Schafft sie es auch immer, dich rauszuholen? Also ich mein, wenn du jetzt nen schlechten Tag und wirklich keine Lust hast oder auch gar keine Kraft oder Energie, irgendwas zu tun, hast du trotzdem Lust, Musik zu machen? Also ist das etwas, das wirklich IMMER da ist?

Ja. Inzwischen ja. Also früher, also vor der Pandemie, wars eher so eine Sache, die ich nicht immer so als Erholung gesehen habe, aber inzwischen habe ich wieder Phasen, wo ich merke, das tut mir richtig gut, dann einfach Musik zu schreiben, wenn ich einen schwierigen Tag hatte oder so.

 

Hast du die Erschaffung des Albums als Arbeit gesehen, als etwas, was du tun musst (auch wenn du das natürlich trotzdem tun willst) oder stand deine Leidenschaft und Liebe für die Musik trotzdem noch im Vordergrund?

Ich würde sagen beides. Es wird immer auch jetzt meine Arbeit sein, weil ich‘s zu meiner Arbeit gemacht hab, aber es ist ja auch eine Art Therapie und wie man auch die Sachen verarbeitet und ähm… auf jeden Fall, ja.

 

Das Album ist hauptsächlich in den letzten zwei Jahren entstanden, nehme ich an. Die Jahre waren ja geprägt von Isolation, Lockdowns, man war viel alleine, du hast auch erzählt, du hast Therapie angefangen. Würdest du sagen, das Album spiegelt das wider? Dass es persönlicher ist, weil du dich einfach mehr mit dir auseinandergesetzt hast?

Genau. Der Grund, wieso es persönlicher wurde, ist, weil ich sehr viel Selbstreflexion in diesem Album gemacht habe und sehr viel über mein eigenes Verhalten und meine eigenen Entscheidungen gemerkt habe, warum ich so bin, warum ich so denke, warum ich so reagiere.

 

Hast du dich damit auseinandergesetzt und dann die Musik geschrieben oder hast du auch teilweise die Musik geschrieben und das hat dich dazu gebracht, dich mit den Dingen auseinander zu setzen?

Beides.

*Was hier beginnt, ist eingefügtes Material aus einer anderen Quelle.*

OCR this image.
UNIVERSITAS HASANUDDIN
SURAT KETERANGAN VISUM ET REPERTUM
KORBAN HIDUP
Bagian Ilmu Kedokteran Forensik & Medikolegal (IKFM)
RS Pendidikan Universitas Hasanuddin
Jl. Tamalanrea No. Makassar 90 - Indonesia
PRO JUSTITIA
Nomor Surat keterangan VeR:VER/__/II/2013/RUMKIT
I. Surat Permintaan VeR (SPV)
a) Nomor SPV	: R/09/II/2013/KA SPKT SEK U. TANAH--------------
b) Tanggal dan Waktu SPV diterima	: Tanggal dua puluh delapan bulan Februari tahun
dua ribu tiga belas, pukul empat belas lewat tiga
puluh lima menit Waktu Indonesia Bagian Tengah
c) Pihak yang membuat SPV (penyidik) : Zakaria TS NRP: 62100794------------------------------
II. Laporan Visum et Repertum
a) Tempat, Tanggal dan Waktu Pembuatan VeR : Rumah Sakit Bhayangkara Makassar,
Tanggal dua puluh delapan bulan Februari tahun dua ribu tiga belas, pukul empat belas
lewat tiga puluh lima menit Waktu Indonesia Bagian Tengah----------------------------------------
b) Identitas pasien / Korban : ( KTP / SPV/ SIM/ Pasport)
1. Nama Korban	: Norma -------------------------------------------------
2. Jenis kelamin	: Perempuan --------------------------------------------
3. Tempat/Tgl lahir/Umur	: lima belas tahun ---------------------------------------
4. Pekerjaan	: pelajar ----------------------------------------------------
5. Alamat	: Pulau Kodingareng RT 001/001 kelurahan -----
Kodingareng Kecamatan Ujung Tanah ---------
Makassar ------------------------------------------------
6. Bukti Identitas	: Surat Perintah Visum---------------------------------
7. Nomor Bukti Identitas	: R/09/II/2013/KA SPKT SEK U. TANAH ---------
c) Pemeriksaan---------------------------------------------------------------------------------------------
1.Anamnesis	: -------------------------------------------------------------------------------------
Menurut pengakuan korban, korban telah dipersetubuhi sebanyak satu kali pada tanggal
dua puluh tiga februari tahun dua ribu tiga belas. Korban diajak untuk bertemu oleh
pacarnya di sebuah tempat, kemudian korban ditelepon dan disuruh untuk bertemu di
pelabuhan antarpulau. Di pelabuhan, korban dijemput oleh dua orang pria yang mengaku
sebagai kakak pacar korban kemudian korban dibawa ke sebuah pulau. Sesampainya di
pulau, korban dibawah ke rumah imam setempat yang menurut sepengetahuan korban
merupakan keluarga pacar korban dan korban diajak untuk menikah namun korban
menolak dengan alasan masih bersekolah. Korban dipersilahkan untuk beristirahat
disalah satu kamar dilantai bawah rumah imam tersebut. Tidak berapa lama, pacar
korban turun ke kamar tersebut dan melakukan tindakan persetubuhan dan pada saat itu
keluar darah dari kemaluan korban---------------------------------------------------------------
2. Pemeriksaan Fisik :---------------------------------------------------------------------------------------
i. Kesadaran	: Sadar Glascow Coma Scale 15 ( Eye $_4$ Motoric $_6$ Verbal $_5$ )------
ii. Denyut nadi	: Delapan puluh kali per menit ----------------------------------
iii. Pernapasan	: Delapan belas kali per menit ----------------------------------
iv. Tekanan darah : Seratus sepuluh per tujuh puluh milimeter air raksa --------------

Ich würde sagen, vieles hat mich beschäftigt, was ich dann aufgeschrieben und in einen Song gepackt hab und vieles ist mir dann klar geworden, nachdem ich dann ins Studio gegangen bin und darüber geschrieben habe.

 

Hast du ein Lieblingsstudio? Also so das eine Studio, das für immer dein Wohlfühlort sein wird?

Es gibt ein Studio in London, wo ich sehr gerne bin. Da habe ich mit dem – er heißt Jonathan Coffer – ich habe the other side mit ihm geschrieben – und es ist einfach ein cooles Studio, aber ich würde jetzt nicht sagen, dass ich ein Lieblingsstudio habe, nein.

 

Du singst ja auf Englisch, aus offensichtlichen Gründen. Aber viele deutsche Artists, die auf Englisch singen, erzählen, dass sie das machen, weil sie dann nicht so verletzlich, so angreifbar sind. Weil’s nicht ihre Muttersprache ist, weil sie sich einfach besser, gewählter ausdrücken können, weil es für sie nicht so intim, so verletzlich wird. Hast du jemals drüber nachgedacht, das auf Deutsch zu machen? Weil Deutsch ist ja nicht deine Muttersprache, das wäre ja dann so die zweite Sprache für dich.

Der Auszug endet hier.